6.7 Im Übrigen handelt es sich beim hier angerufenen Persönlichkeitsrecht des
Arztes, das zumindest zivilrechtlich auch das berufliche und gesellschaftliche
Ansehen mitumfasst, um höchstpersönliche Rechte, die nicht übertragbar sind
(vgl. BGE 118 II 1 E. 5b S. 5; Urteil 5A_78/2007 vom 24. August 2007, E. 4,
publ. in: sic! 12/2007 S. 895). Bereits dies schliesst aus, dass Dritte diese
Rechte anrufen und gestützt darauf Massnahmen verlangen können. Demzufolge
scheint es auch nicht angezeigt, dass sich die UBI auf Beschwerde eines Dritten
hin damit befasst, ob eine Persönlichkeitsverletzung des Arztes gegeben ist.

7. Wie ausgeführt (vgl. nicht publizierte E. 3), betrachtet die UBI im
vorliegenden Fall das Sachgerechtigkeitsgebot als eingehalten; das Publikum
werde nicht der Gefahr einer verfälschten Willens- oder Meinungsbildung
ausgesetzt. Die diesbezüglichen Erwägungen der UBI sind nicht zu beanstanden.

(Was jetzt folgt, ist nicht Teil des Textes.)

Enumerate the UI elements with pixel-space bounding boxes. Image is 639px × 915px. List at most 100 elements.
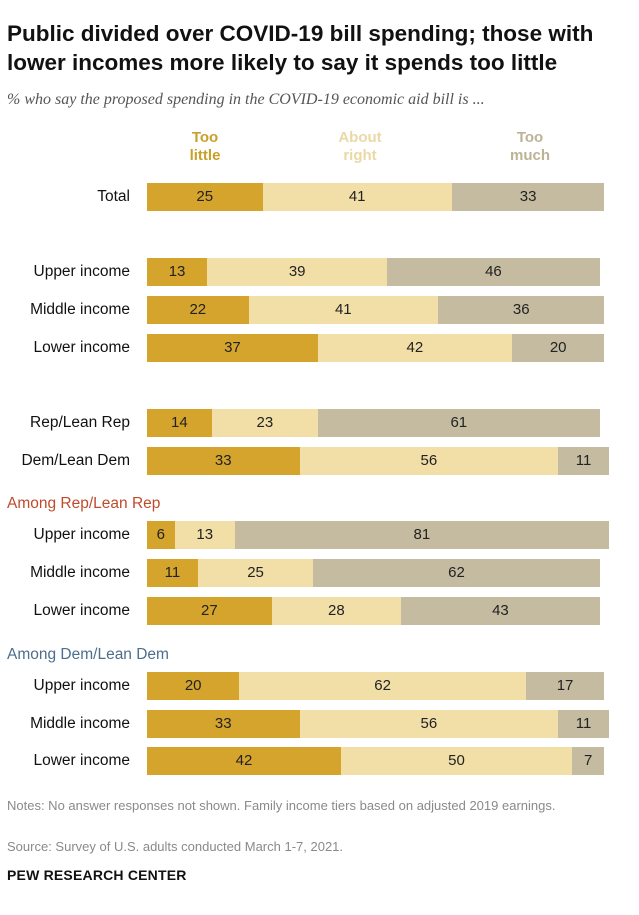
pew-research-center-logo: PEW RESEARCH CENTER [7, 867, 187, 883]
data-label: 20 [184, 677, 202, 694]
category-label: Middle income [30, 564, 130, 581]
data-label: 7 [583, 752, 593, 769]
bar-row: Rep/Lean Rep 14 23 61 [0, 409, 639, 437]
bar-segment-about-right: 41 [262, 183, 452, 211]
bar-row: Lower income 37 42 20 [0, 334, 639, 362]
bar-segment-too-little: 33 [147, 447, 300, 475]
data-label: 22 [189, 301, 207, 318]
notes-text: Notes: No answer responses not shown. Fa… [7, 798, 556, 813]
category-label: Lower income [33, 339, 131, 356]
legend-too-little-line2: little [189, 147, 221, 164]
bar-segment-too-much: 36 [438, 296, 605, 324]
bar-row: Upper income 20 62 17 [0, 672, 639, 700]
data-label: 37 [224, 339, 241, 356]
legend-about-right: About right [310, 129, 410, 165]
source-text: Source: Survey of U.S. adults conducted … [7, 839, 344, 854]
bar-row: Upper income 13 39 46 [0, 258, 639, 286]
category-label: Upper income [33, 526, 131, 543]
bar-row: Dem/Lean Dem 33 56 11 [0, 447, 639, 475]
bar-segment-about-right: 42 [317, 334, 512, 362]
legend-too-much: Too much [480, 129, 580, 165]
bar-segment-too-little: 27 [147, 597, 272, 625]
category-label: Rep/Lean Rep [30, 414, 130, 431]
bar-row: Middle income 11 25 62 [0, 559, 639, 587]
category-label: Lower income [33, 752, 131, 769]
data-label: 27 [201, 602, 218, 619]
bar-segment-too-much: 61 [317, 409, 600, 437]
category-label: Upper income [33, 677, 131, 694]
bar-segment-about-right: 41 [248, 296, 438, 324]
bar-segment-too-little: 13 [147, 258, 208, 286]
data-label: 41 [334, 301, 352, 318]
legend-about-right-line1: About [338, 129, 382, 146]
data-label: 42 [406, 339, 424, 356]
bar-row: Total 25 41 33 [0, 183, 639, 211]
bar-segment-too-little: 11 [147, 559, 198, 587]
data-label: 39 [288, 263, 306, 280]
data-label: 56 [420, 452, 438, 469]
category-label: Dem/Lean Dem [21, 452, 130, 469]
data-label: 6 [156, 526, 166, 543]
chart-title: Public divided over COVID-19 bill spendi… [7, 21, 594, 75]
bar-segment-too-little: 33 [147, 710, 300, 738]
bar-row: Lower income 27 28 43 [0, 597, 639, 625]
bar-segment-too-much: 7 [572, 747, 605, 775]
chart-subtitle: % who say the proposed spending in the C… [7, 91, 485, 108]
bar-segment-too-little: 20 [147, 672, 240, 700]
group-label-dem: Among Dem/Lean Dem [7, 646, 169, 663]
bar-row: Upper income 6 13 81 [0, 521, 639, 549]
category-label: Middle income [30, 715, 130, 732]
data-label: 14 [171, 414, 188, 431]
bar-segment-too-much: 46 [387, 258, 600, 286]
legend-about-right-line2: right [343, 147, 377, 164]
data-label: 42 [235, 752, 253, 769]
data-label: 33 [214, 452, 232, 469]
data-label: 25 [247, 564, 264, 581]
data-label: 62 [374, 677, 391, 694]
data-label: 17 [556, 677, 574, 694]
bar-segment-about-right: 50 [341, 747, 572, 775]
legend-too-much-line2: much [509, 147, 550, 164]
data-label: 62 [448, 564, 465, 581]
bar-segment-about-right: 56 [299, 447, 559, 475]
category-label: Lower income [33, 602, 131, 619]
data-label: 33 [214, 715, 232, 732]
bar-row: Lower income 42 50 7 [0, 747, 639, 775]
legend-too-little-line1: Too [191, 129, 219, 146]
data-label: 81 [413, 526, 431, 543]
bar-segment-about-right: 62 [239, 672, 526, 700]
data-label: 41 [348, 188, 366, 205]
bar-row: Middle income 33 56 11 [0, 710, 639, 738]
legend-too-little: Too little [155, 129, 255, 165]
data-label: 20 [549, 339, 567, 356]
bar-segment-too-little: 42 [147, 747, 341, 775]
bar-row: Middle income 22 41 36 [0, 296, 639, 324]
bar-segment-about-right: 39 [207, 258, 388, 286]
data-label: 13 [196, 526, 214, 543]
bar-segment-too-little: 25 [147, 183, 263, 211]
bar-segment-too-little: 22 [147, 296, 249, 324]
bar-segment-about-right: 28 [271, 597, 402, 625]
data-label: 11 [575, 452, 592, 469]
bar-segment-too-much: 11 [558, 710, 609, 738]
bar-segment-too-much: 62 [313, 559, 600, 587]
bar-segment-too-much: 43 [401, 597, 600, 625]
bar-segment-about-right: 13 [174, 521, 235, 549]
data-label: 23 [256, 414, 274, 431]
data-label: 56 [420, 715, 438, 732]
bar-segment-too-much: 17 [525, 672, 605, 700]
data-label: 11 [575, 715, 592, 732]
data-label: 43 [492, 602, 509, 619]
group-label-rep: Among Rep/Lean Rep [7, 495, 161, 512]
data-label: 46 [485, 263, 502, 280]
bar-segment-too-little: 6 [147, 521, 175, 549]
data-label: 33 [519, 188, 537, 205]
category-label: Middle income [30, 301, 130, 318]
bar-segment-too-much: 20 [512, 334, 605, 362]
data-label: 11 [164, 564, 181, 581]
data-label: 61 [450, 414, 468, 431]
data-label: 13 [168, 263, 186, 280]
legend-too-much-line1: Too [516, 129, 544, 146]
data-label: 25 [196, 188, 214, 205]
data-label: 36 [512, 301, 530, 318]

Nach dem Gesagten überschreitet diese aber mit ihrer Feststellung, die
Persönlichkeit des Schönheitschirurgen R. sei verletzt worden, die ihr nach dem
Bundesgesetz vom 21. Juni 1991 über Radio und Fernsehen eingeräumte
Prüfungskompetenz bzw. Zuständigkeit. Die Beschwerde der SRG erweist sich
demnach als begründet und ist gutzuheissen; der angefochtene Entscheid der UBI
ist aufzuheben. Damit ist nicht gesagt, dass keine Persönlichkeitsverletzung
vorliegt. Darüber werden aber die zuständigen Stellen, die der direkt
Betroffene angerufen hat, befinden müssen.